A day before Ahmed was scheduled to fly out, my mother and I took a rickshaw over to his family’s home. (My father was already back in Ruwais.) Everyone gathered in the living room to say their goodbyes, but slowly people disappeared until only Ahmed and I were left. I had written him a card saying that I would miss him. Now I gave it to him. When he read it, he smiled. “This is a good idea,” he said. “We will write to each other as well as talk.”
He was quiet for a moment, and then said, “You won’t be alone. I’ll be with
you. And soon, we will make all our dreams come true.”
I couldn’t believe how different I felt now than I had three weeks ago—and how much I didn’t want him to leave. I started to cry. Ahmed came closer to me, cupped the back of my head gently with his hand and kissed me on the forehead. “We will be together soon,” he whispered.

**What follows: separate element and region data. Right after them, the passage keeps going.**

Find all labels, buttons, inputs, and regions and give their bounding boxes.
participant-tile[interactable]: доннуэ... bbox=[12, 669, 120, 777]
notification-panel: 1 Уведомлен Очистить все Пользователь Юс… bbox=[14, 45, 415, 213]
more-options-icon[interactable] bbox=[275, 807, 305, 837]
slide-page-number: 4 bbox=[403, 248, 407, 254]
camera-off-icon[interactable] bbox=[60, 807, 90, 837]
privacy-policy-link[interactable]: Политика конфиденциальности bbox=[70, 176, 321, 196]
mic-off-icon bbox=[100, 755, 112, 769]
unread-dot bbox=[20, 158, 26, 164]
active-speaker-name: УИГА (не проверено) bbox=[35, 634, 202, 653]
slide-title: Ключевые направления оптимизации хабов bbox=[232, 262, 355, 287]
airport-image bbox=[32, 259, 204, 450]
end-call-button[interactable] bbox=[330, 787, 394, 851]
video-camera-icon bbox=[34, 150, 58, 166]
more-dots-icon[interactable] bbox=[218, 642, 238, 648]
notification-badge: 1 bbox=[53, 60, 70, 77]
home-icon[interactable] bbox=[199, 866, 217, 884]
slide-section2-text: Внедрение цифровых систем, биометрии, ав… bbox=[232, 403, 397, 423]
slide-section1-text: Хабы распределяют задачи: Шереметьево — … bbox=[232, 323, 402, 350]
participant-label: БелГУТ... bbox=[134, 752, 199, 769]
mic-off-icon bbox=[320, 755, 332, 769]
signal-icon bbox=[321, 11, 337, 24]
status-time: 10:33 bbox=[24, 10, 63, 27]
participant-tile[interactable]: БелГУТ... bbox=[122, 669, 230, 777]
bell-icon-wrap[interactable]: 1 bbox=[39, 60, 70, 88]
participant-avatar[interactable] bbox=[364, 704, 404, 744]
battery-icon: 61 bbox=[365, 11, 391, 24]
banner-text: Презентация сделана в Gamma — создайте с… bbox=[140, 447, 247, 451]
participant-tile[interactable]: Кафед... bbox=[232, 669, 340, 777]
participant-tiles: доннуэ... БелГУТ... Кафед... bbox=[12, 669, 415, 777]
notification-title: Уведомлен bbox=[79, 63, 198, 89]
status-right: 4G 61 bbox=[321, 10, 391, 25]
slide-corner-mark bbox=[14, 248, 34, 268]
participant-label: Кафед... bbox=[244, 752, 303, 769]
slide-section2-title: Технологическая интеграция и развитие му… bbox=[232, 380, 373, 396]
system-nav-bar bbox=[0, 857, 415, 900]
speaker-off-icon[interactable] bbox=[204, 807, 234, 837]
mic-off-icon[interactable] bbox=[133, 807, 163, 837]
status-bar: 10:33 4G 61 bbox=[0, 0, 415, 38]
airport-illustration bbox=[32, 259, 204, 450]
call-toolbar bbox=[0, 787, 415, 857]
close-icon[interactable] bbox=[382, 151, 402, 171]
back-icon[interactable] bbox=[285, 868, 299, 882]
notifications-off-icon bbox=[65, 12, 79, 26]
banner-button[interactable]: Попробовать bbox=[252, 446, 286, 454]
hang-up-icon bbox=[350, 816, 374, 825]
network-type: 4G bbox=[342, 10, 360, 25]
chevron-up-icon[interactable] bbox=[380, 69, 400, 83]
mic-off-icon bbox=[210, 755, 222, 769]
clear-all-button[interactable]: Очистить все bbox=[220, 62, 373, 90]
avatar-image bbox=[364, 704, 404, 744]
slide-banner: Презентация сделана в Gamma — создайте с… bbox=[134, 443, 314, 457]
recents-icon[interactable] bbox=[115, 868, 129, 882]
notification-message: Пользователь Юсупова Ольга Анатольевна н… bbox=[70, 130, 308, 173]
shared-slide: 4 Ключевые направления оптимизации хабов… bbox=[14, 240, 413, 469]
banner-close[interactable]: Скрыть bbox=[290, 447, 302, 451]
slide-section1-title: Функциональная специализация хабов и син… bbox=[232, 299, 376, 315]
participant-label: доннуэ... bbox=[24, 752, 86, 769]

Leaving Ahmed’s house that day, I thought I knew what it was to be in love. That terrible night before the nikah felt as if it had happened years ago, my fear then overblown and histrionic. I wished I could go back to that evening and tell my tearful self what I now knew to be true: the right choice had been made.
* * *
Over the coming months, Ahmed and I kept up a steady stream of correspondence, phone calls and video chats. I would rush home from school to check for messages, obsessively dialling into the Internet every hour to see if anything new had come in. We continued to discuss our life plans. Ahmed assured me that he was in no hurry to have children, that he wanted me to get my degree before we started a family. Even with his encouragement, I recognized that medicine—and the marathon route to becoming a doctor—might not be compatible with marriage. Instead, I started looking at business programs and economics.
During one of those talks, the night before I was to start at my new Karachi school, Ahmed raised the subject of hijabs.
“I know that not many women in Pakistan wear them, but I think a hijab makes a girl look even more beautiful.”
I was a bit surprised. His mother did not wear one, nor did any of his sisters or sisters-in-law. But like me, Ahmed had been raised in the Arabic world, where the head coverings were more popular.
“Do you want me to wear one?” I asked.
“It’s up to you, of course,” Ahmed replied. His tone was gentle and wistful. “I just always imagined my wife wearing one, so that I was the only one who could admire her beauty. So that she was always safe and protected from other men’s gazes.” Ahmed paused. And then the silky words: “It’s just that I love you so much.”